Essentially, I want to use the Mullvad WireGuard config files, but “subtract” the Tailscale IPs from the Mullvad AllowedIPs line so that Tailscale traffic goes through Tailscale, while all other traffic goes through Mullvad. I used this calculator to determine my desired AllowedIPs, by taking the original list (0.0.0.0/0, ::0/0) and subtracting the Tailscale range (100.64.0.0/10, fd7a::115c::a1e0::/48). Then I substituted that into each Mullvad WireGuard config file, producing:

[Interface]
# Device: <device name>
PrivateKey = <private key of local device>
Address = 10.67.88.33/32,fc00:bbbb:bbbb:bb01::4:5820/128
DNS = 10.64.0.1

[Peer]
PublicKey = bPfJDdgBXlY4w3ACs68zOMMhLUbbzktCKnLOFHqbxl4=
AllowedIPs = 0.0.0.0/2, 64.0.0.0/3, 96.0.0.0/6, 100.0.0.0/10, 100.128.0.0/9, 101.0.0.0/8, 102.0.0.0/7, 104.0.0.0/5, 112.0.0.0/4, 128.0.0.0/1, ::/1, 8000::/2, c000::/3, e000::/4, f000::/5, f800::/6, fc00::/8, fd00::/10, fd40::/11, fd60::/12, fd70::/13, fd78::/15, fd7a::/20, fd7a:1000::/24, fd7a:1100::/26, fd7a:1140::/28, fd7a:1150::/29, fd7a:1158::/30, fd7a:115c::/33, fd7a:115c:8000::/35, fd7a:115c:a000::/40, fd7a:115c:a100::/41, fd7a:115c:a180::/42, fd7a:115c:a1c0::/43, fd7a:115c:a1e1::/48, fd7a:115c:a1e2::/47, fd7a:115c:a1e4::/46, fd7a:115c:a1e8::/45, fd7a:115c:a1f0::/44, fd7a:115c:a200::/39, fd7a:115c:a400::/38, fd7a:115c:a800::/37, fd7a:115c:b000::/36, fd7a:115c:c000::/34, fd7a:115d::/32, fd7a:115e::/31, fd7a:1160::/27, fd7a:1180::/25, fd7a:1200::/23, fd7a:1400::/22, fd7a:1800::/21, fd7a:2000::/19, fd7a:4000::/18, fd7a:8000::/17, fd7b::/16, fd7c::/14, fd80::/9, fe00::/7
Endpoint = 31.171.153.66:51820

You will also have to either subtract subnets that you use over Tailscale, or disable them when using both VPNs.

I messed around with DNS options to try to get everything working nicely, but I was unsuccessful.
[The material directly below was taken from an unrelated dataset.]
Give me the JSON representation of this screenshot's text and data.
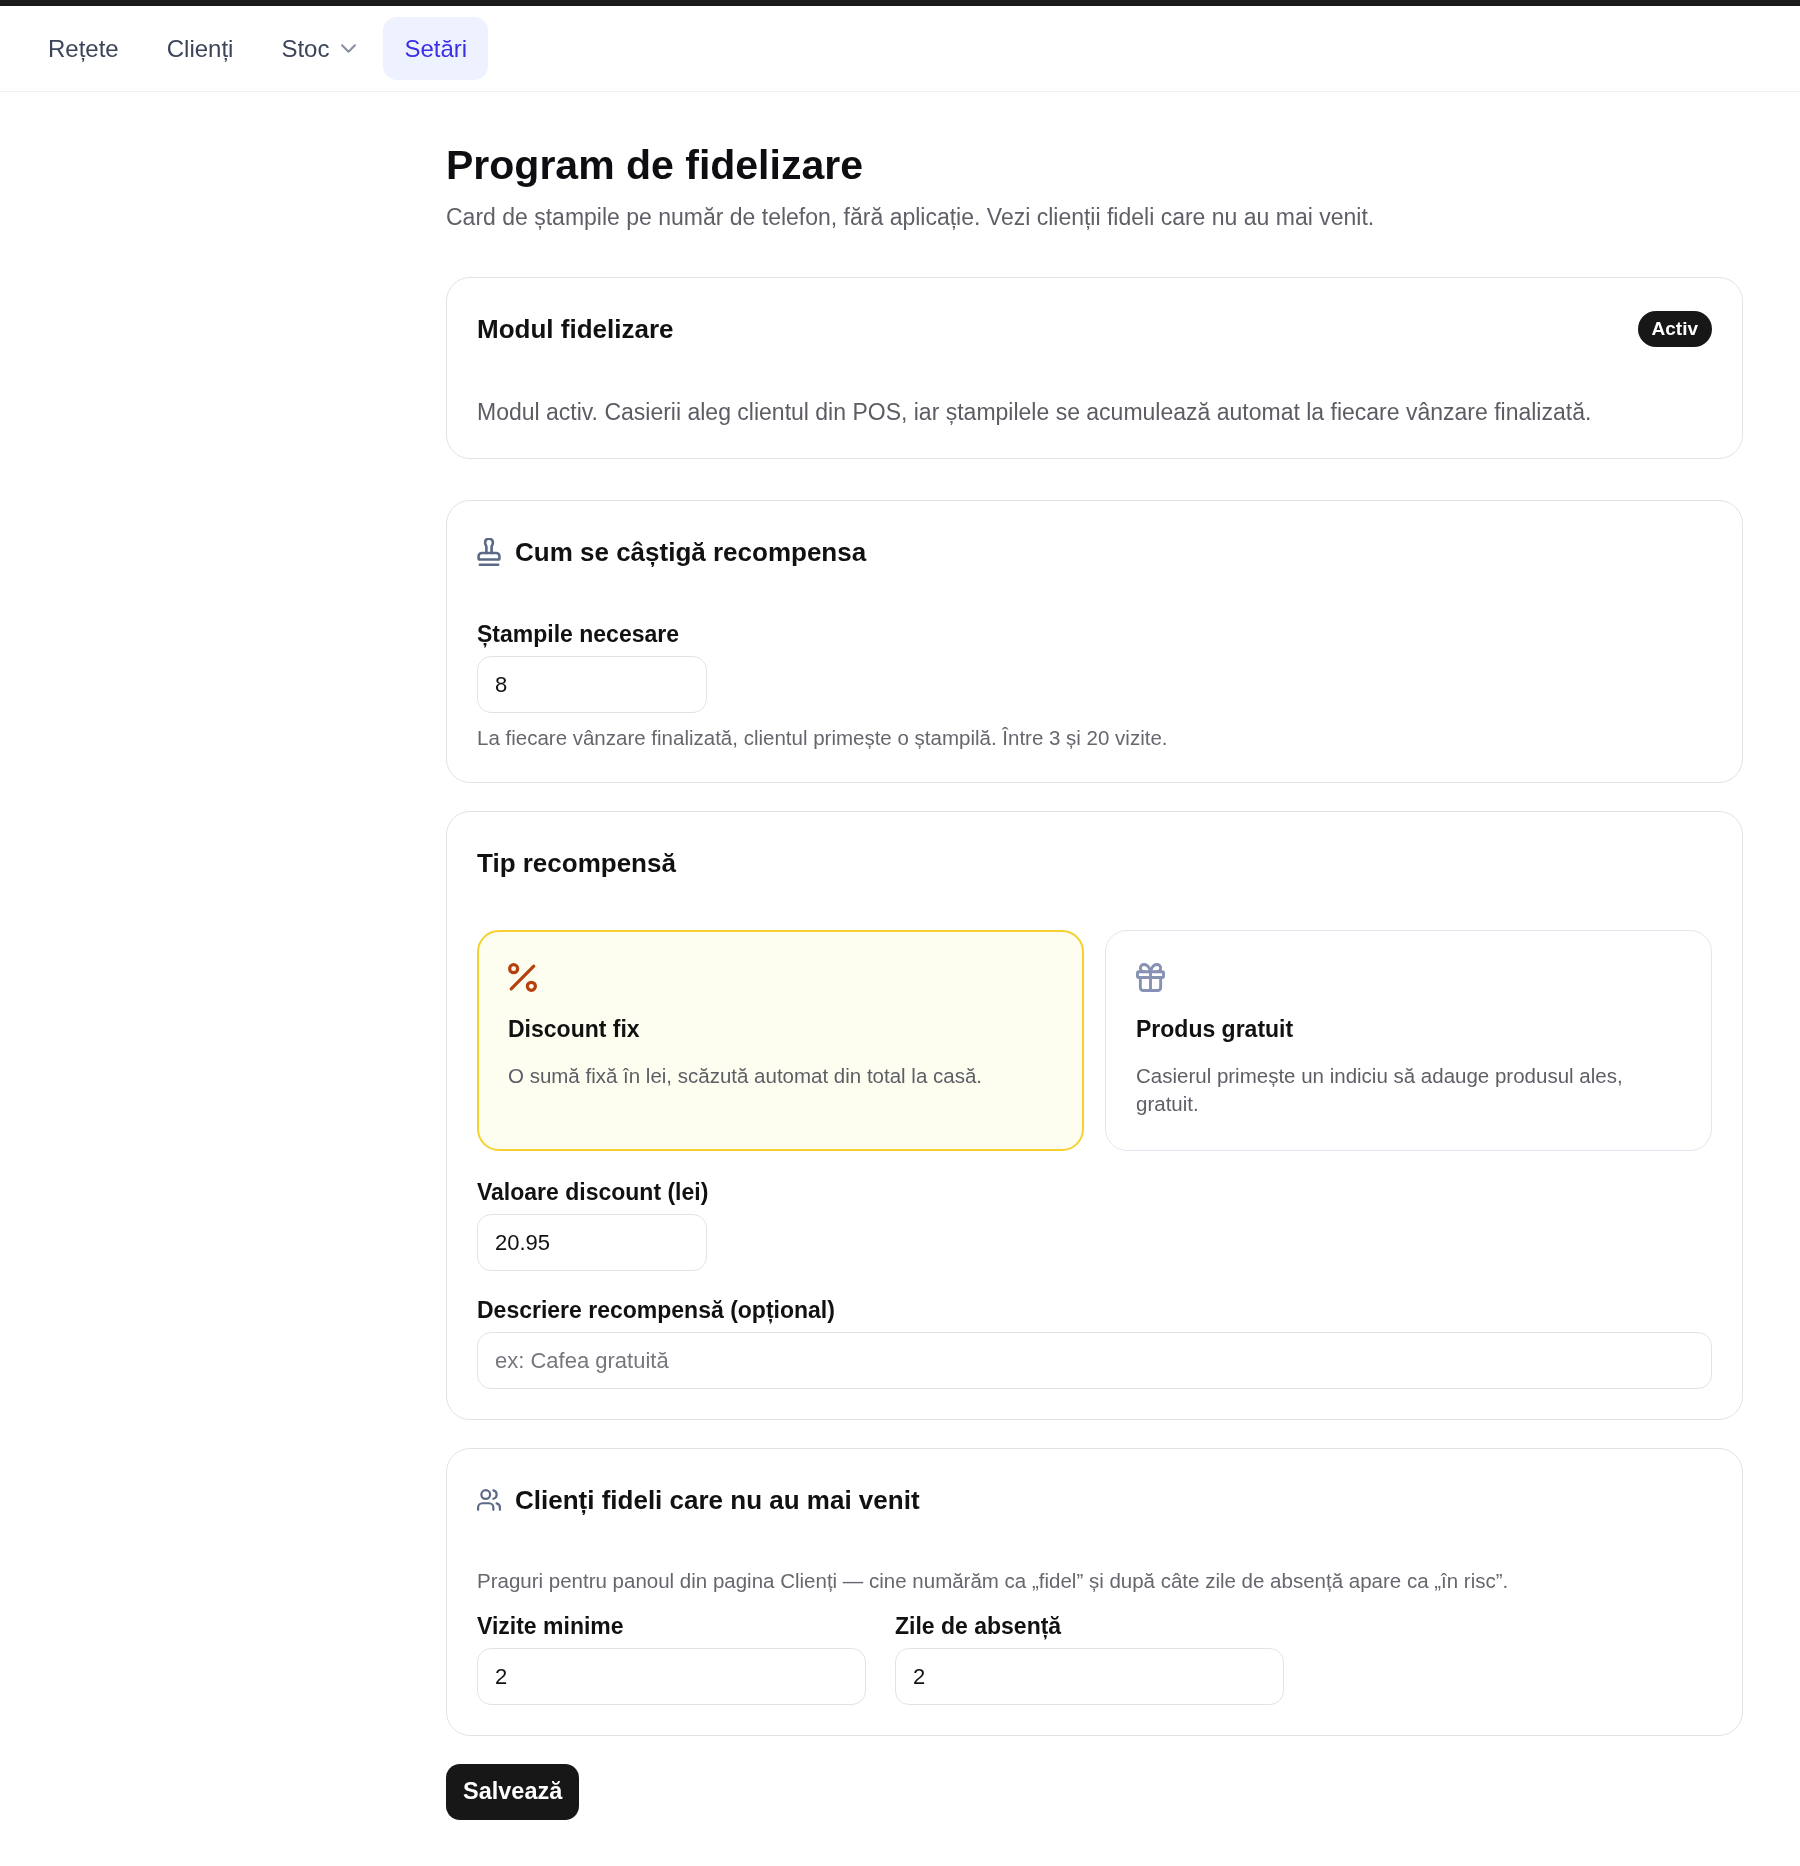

So to get this to work, disable Tailscale DNS. Then you can run sudo wg-quick up al-tia-wg-001, and you’ll be using both VPNs!

Limitations

As I noted above, I couldn’t get DNS to work nicely. The approach I ended up on was to use Mullvad’s DNS, to avoid leaking DNS requests outside the tunnel, even though this means that MagicDNS and therefore accessing Tailscale nodes by hostname does not work when both VPNs are enabled.
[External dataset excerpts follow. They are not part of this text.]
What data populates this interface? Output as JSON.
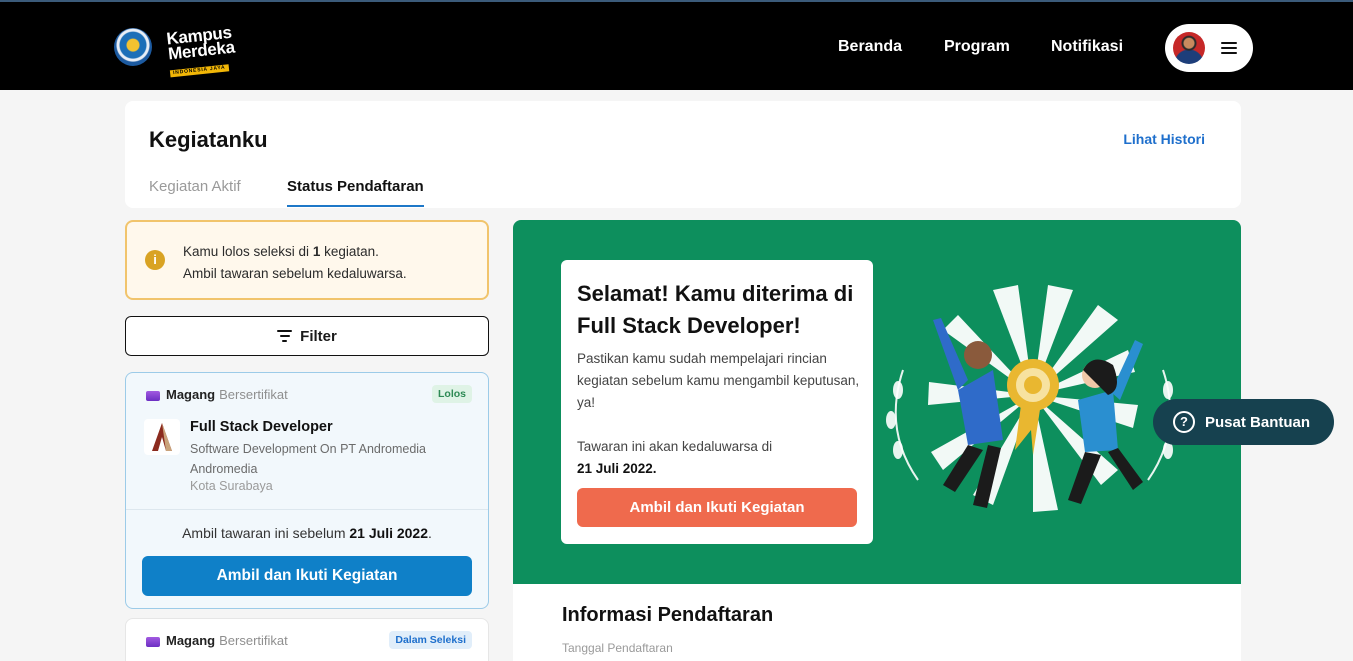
{
  "header": {
    "logo_line1": "Kampus",
    "logo_line2": "Merdeka",
    "logo_sub": "INDONESIA JAYA",
    "nav": [
      "Beranda",
      "Program",
      "Notifikasi"
    ]
  },
  "page": {
    "title": "Kegiatanku",
    "history_link": "Lihat Histori",
    "tabs": [
      {
        "label": "Kegiatan Aktif",
        "active": false
      },
      {
        "label": "Status Pendaftaran",
        "active": true
      }
    ]
  },
  "banner": {
    "icon": "i",
    "line1_prefix": "Kamu lolos seleksi di ",
    "line1_count": "1",
    "line1_suffix": " kegiatan.",
    "line2": "Ambil tawaran sebelum kedaluwarsa."
  },
  "filter_label": "Filter",
  "activities": [
    {
      "category": "Magang",
      "category_sub": "Bersertifikat",
      "status": "Lolos",
      "title": "Full Stack Developer",
      "description": "Software Development On PT Andromedia Andromedia",
      "location": "Kota Surabaya",
      "deadline_prefix": "Ambil tawaran ini sebelum ",
      "deadline_date": "21 Juli 2022",
      "deadline_suffix": ".",
      "action": "Ambil dan Ikuti Kegiatan"
    },
    {
      "category": "Magang",
      "category_sub": "Bersertifikat",
      "status": "Dalam Seleksi"
    }
  ],
  "hero": {
    "title": "Selamat! Kamu diterima di Full Stack Developer!",
    "body": "Pastikan kamu sudah mempelajari rincian kegiatan sebelum kamu mengambil keputusan, ya!",
    "expire_label": "Tawaran ini akan kedaluwarsa di",
    "expire_date": "21 Juli 2022.",
    "action": "Ambil dan Ikuti Kegiatan"
  },
  "registration_info": {
    "title": "Informasi Pendaftaran",
    "date_label": "Tanggal Pendaftaran"
  },
  "help": {
    "icon": "?",
    "label": "Pusat Bantuan"
  },
  "colors": {
    "header_bg": "#000000",
    "hero_bg": "#0d8f5d",
    "primary_blue": "#0f80c8",
    "accent_orange": "#ef6a4d",
    "help_bg": "#16414f"
  }
}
It should be possible to get both working, but DNS is a hellscape. Especially on macOS — scutil --dns and dscacheutil -q host -a name <host> and mDNSResponder and the fact that some built-in tools ignore the system DNS settings. It’s not fun.
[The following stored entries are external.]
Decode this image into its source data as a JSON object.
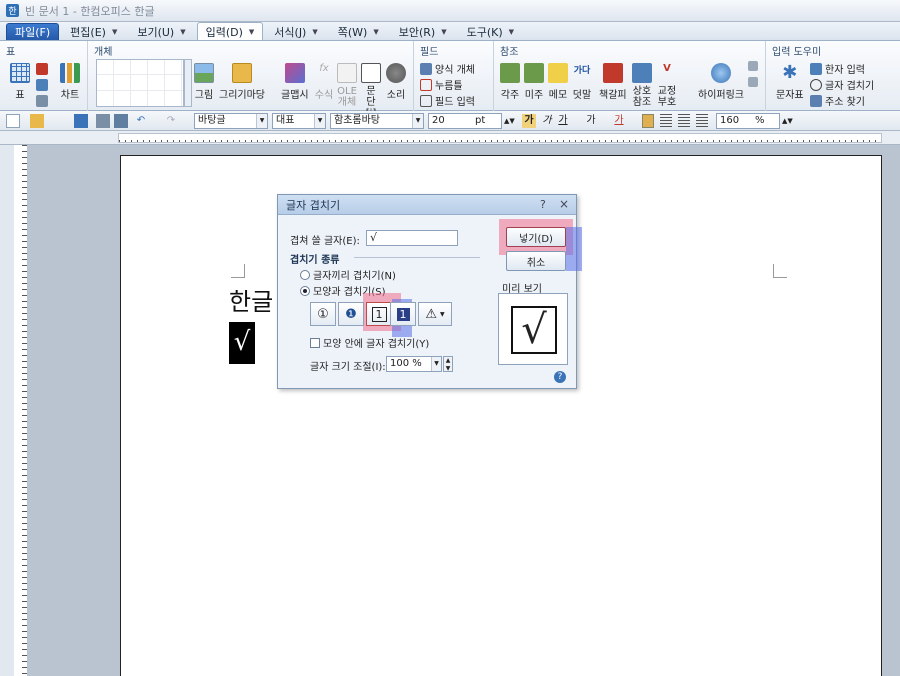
{
  "window": {
    "title": "빈 문서 1 - 한컴오피스 한글"
  },
  "menubar": {
    "items": [
      {
        "label": "파일(F)"
      },
      {
        "label": "편집(E)"
      },
      {
        "label": "보기(U)"
      },
      {
        "label": "입력(D)"
      },
      {
        "label": "서식(J)"
      },
      {
        "label": "쪽(W)"
      },
      {
        "label": "보안(R)"
      },
      {
        "label": "도구(K)"
      }
    ]
  },
  "ribbon": {
    "groups": {
      "table": "표",
      "object": "개체",
      "field": "필드",
      "reference": "참조",
      "input_helper": "입력 도우미"
    },
    "table_btn": "표",
    "chart_btn": "차트",
    "picture_btn": "그림",
    "drawing_btn": "그리기마당",
    "wordart_btn": "글맵시",
    "formula_btn": "수식",
    "ole_btn": "OLE 개체",
    "paragraph_btn": "문단 [i]",
    "sound_btn": "소리",
    "field_form": "양식 개체",
    "field_click": "누름틀",
    "field_input": "필드 입력",
    "ref_footnote": "각주",
    "ref_endnote": "미주",
    "ref_memo": "메모",
    "ref_overwrite": "덧말",
    "ref_bookmark": "책갈피",
    "ref_cross": "상호 참조",
    "ref_proof": "교정 부호",
    "hyperlink": "하이퍼링크",
    "charmap": "문자표",
    "hanja": "한자 입력",
    "overlap": "글자 겹치기",
    "addr": "주소 찾기"
  },
  "format_toolbar": {
    "style": "바탕글",
    "lang": "대표",
    "font": "함초롬바탕",
    "size": "20",
    "unit": "pt",
    "zoom": "160",
    "zoom_unit": "%"
  },
  "document": {
    "text": "한글",
    "symbol": "√"
  },
  "dialog": {
    "title": "글자 겹치기",
    "help_icon": "?",
    "close_icon": "×",
    "chars_label": "겹쳐 쓸 글자(E):",
    "chars_value": "√",
    "type_label": "겹치기 종류",
    "opt_char": "글자끼리 겹치기(N)",
    "opt_shape": "모양과 겹치기(S)",
    "shapes": [
      "①",
      "❶",
      "1",
      "1",
      "⚠"
    ],
    "inside_label": "모양 안에 글자 겹치기(Y)",
    "size_label": "글자 크기 조절(I):",
    "size_value": "100 %",
    "insert_btn": "넣기(D)",
    "cancel_btn": "취소",
    "preview_label": "미리 보기",
    "preview_symbol": "√"
  }
}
I do think it might actually be possible to fix this by setting the Mullvad DNS server as a “global nameserver” for my Tailnet, so that I can leave the Tailscale DNS settings on (which would mean that it immediately resolves MagicDNS names, and forwards all non-Tailscale names to the “global nameserver”). The reason why I would need to set this as a global nameserver and not just rely on Tailscale’s default behavior of falling back to the system DNS is due to the order of starting the VPNs. If I start Tailscale first, then it remembers the original DNS, which means it would leak out of the Mullvad tunnel. If I start Mullvad first, I can’t change where it resolves DNS and I don’t think it lets Tailscale overwrite it.